SINUNI, Iraq — Sinuni, an overwhelmingly Yazidi town just miles from the Syrian border, is a traumatized town. With the defeat of the Islamic State, it has largely rebuilt. Crowds gather in front of government offices to apply for compensation grants to help fund their rebuilding. Children walk alone to school, albeit overcrowding and a lack of teachers mean they must attend only one of three shifts, and so suffer an abbreviated day. A shiny new police station built by the United Nations Development Programme sits on a hill overlooking the city center and will soon begin operation.
In many ways, the trauma remains. Villagers surrounding Sinuni must contend with frequent Turkish airstrikes on and around their villages and farms. Traveling at night near the Syrian border can be an invitation to death as Turkish drones might strike cars and convoys. The Turks say they are fighting Kurdish terrorists, but do not in practice differentiate between Kurdish farmers and Kurdistan Workers Party fighters.
Compounding the trauma is the legacy of displacement and ISIS sexual violence. Local nongovernment organizations are working to teach children how to be children again. Recently returned refugees and displaced children giggle as they play “Whisper down the lane” in Kurdish. Preschool children dance to “baby shark” in Arabic, as their mothers look on. In the offices of one local organization, myself and a delegation of Washington think-tankers learning about United Nations High Commissioner for Refugees programs met some Yazidi survivors of ISIS violence and local activists coordinating their rescue and return. One sat largely silent throughout the meeting, but an older girl spoke of how she had been contacted in a refugee camp and brought home. She trusted the contact because she had recognized her as a classmate from better days, before the rise of ISIS.

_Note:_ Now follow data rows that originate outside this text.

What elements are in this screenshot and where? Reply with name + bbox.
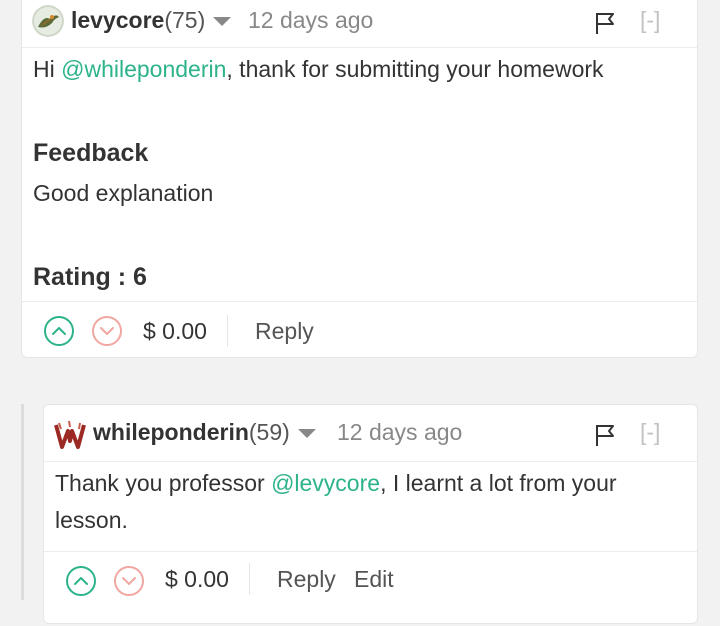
downvote-button[interactable] <box>92 316 122 346</box>
flag-icon[interactable] <box>594 423 616 447</box>
feedback-text: Good explanation <box>33 180 214 206</box>
mention-link[interactable]: @whileponderin <box>61 56 226 82</box>
author-username[interactable]: levycore <box>71 7 164 33</box>
author-username[interactable]: whileponderin <box>93 419 249 445</box>
edit-button[interactable]: Edit <box>354 566 394 593</box>
mention-link[interactable]: @levycore <box>271 470 380 496</box>
dropdown-caret-icon[interactable] <box>297 429 316 439</box>
upvote-button[interactable] <box>66 566 96 596</box>
greeting-prefix: Hi <box>33 56 62 82</box>
author-reputation: (75) <box>164 7 206 33</box>
comment-card-whileponderin: whileponderin(59) 12 days ago [-] Thank … <box>43 404 698 624</box>
comment-timestamp[interactable]: 12 days ago <box>248 7 373 34</box>
author-name[interactable]: whileponderin(59) <box>93 419 316 446</box>
comment-header: whileponderin(59) 12 days ago [-] <box>44 405 697 462</box>
collapse-toggle[interactable]: [-] <box>640 7 660 34</box>
upvote-icon <box>74 577 88 585</box>
greeting-suffix: , thank for submitting your homework <box>226 56 604 82</box>
avatar-whileponderin[interactable] <box>54 419 86 451</box>
avatar-levycore[interactable] <box>32 5 64 37</box>
feedback-heading: Feedback <box>33 139 149 167</box>
comment-body: Thank you professor @levycore, I learnt … <box>55 465 677 539</box>
comment-footer: $ 0.00 Reply <box>22 301 697 360</box>
upvote-icon <box>52 327 66 335</box>
downvote-icon <box>100 327 114 335</box>
comment-footer: $ 0.00 Reply Edit <box>44 551 697 626</box>
dropdown-caret-icon[interactable] <box>213 17 232 27</box>
footer-divider <box>249 563 250 595</box>
downvote-icon <box>122 577 136 585</box>
payout-value[interactable]: $ 0.00 <box>165 566 229 593</box>
author-reputation: (59) <box>248 419 290 445</box>
comment-timestamp[interactable]: 12 days ago <box>337 419 462 446</box>
upvote-button[interactable] <box>44 316 74 346</box>
reply-button[interactable]: Reply <box>277 566 336 593</box>
downvote-button[interactable] <box>114 566 144 596</box>
comment-card-levycore: levycore(75) 12 days ago [-] Hi @whilepo… <box>21 0 698 358</box>
rating-text: Rating : 6 <box>33 263 147 291</box>
comment-header: levycore(75) 12 days ago [-] <box>22 0 697 48</box>
reply-thread-line <box>21 404 24 600</box>
payout-value[interactable]: $ 0.00 <box>143 318 207 345</box>
reply-button[interactable]: Reply <box>255 318 314 345</box>
flag-icon[interactable] <box>594 11 616 35</box>
footer-divider <box>227 315 228 347</box>
comment-greeting: Hi @whileponderin, thank for submitting … <box>33 51 677 88</box>
author-name[interactable]: levycore(75) <box>71 7 232 34</box>
collapse-toggle[interactable]: [-] <box>640 419 660 446</box>
body-prefix: Thank you professor <box>55 470 272 496</box>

That rescue activist’s little sister was 13 years old when ISIS abducted her. The day we met, a smuggler contacted the activists and provided proof of life — a photo, in fully conservative Islamic burqa but with eyes showing — and the little sister’s own baby, born of ISIS rape. The negotiations will now begin with the girl, who may have been brainwashed by her ISIS captors, and the local community. Yazidis are traditionally conservative, and many rape and slavery victims worry about whether they can be accepted and reintegrate upon their return.
However, what is especially damning is where, two years after the defeat of ISIS and months after the death of ISIS caliph Abu Bakr al Baghdadi, many of the nearly 3,000 kidnapped Yazidi girls and women remain. While even the State Department and U.S. diplomats in Baghdad and Erbil appear, from within the isolation of their t-wall and razor-wire surrounded compounds, to have written off the fate of the survival of the missing Yazidis as wishful thinking, locals not only believe their relatives are alive, but in many cases, smugglers have provided recent photos and even voicemails from them and seek to begin negotiations for their return. Demands range from a couple thousand dollars to more than $70,000.
Here’s the problem: As ISIS territorial control has receded, many of the kidnapped Yazidis and Yazidi sex slaves now reside in territory controlled by Turkey inside Syria and some reportedly inside Turkey itself.
In January 2018, Turkey invaded Syria’s largely Kurdish Afrin district and began a campaign of ethnic cleansing, digging up graveyards and forcing Kurdish residents from their houses, farms, and apartments. It forced women to veil. Its Syrian proxies, some of whose militiamen had previously worked for al Qaeda and ISIS, have imposed a local social order not so different from that imposed by ISIS in their short rule. The same pattern now repeats in the towns and cities of northeastern Syria now subject to the Turkish invasion.
That Turkey under President Recep Tayyip Erdogan has become an Islamist state is a matter of fact. While Turkey seeks increased international aid to handle Syrian refugees who now reside inside Turkey, the Erdogan regime favors Sunni Arab refugees and has systemically refused to distribute aid and assistance to their Yazidi counterparts. Now, it appears the Turkish influence might be more malign as the proxies it supports continue to enslave Yazidi girls while both perpetuate both the practices ISIS supported and the trauma its Yazidi victims endured.
It is time for Turkey’s partisans and lobbyists in Washington and more broadly across the international community to cease talking about Turkey as a historic ally or a NATO member and unify in a simple call: Erdogan and the forces under his control must release immediately all Yazidi girls and women who remain in slavery or in unwilling child marriages in Turkey or Turkish-controlled territory.
If the White House is serious about religious freedom, the return of 3,000 Yazidis girls and women from de facto Turkish enslavement should be top priority. Secretary of State Mike Pompeo should instruct both the U.S. ambassador in Baghdad and the U.S. consul-general in Erbil to investigate the reports of Yazidi survival rather than figuratively shrugging their shoulders. The House and Senate Intelligence Committees might exercise their oversight to press the CIA on their knowledge and understanding of continuing post-ISIS sex and human trafficking.
Even against the partisan vitriol of Washington and impeachment, surely this is one issue on which both Democrats and Republicans can agree.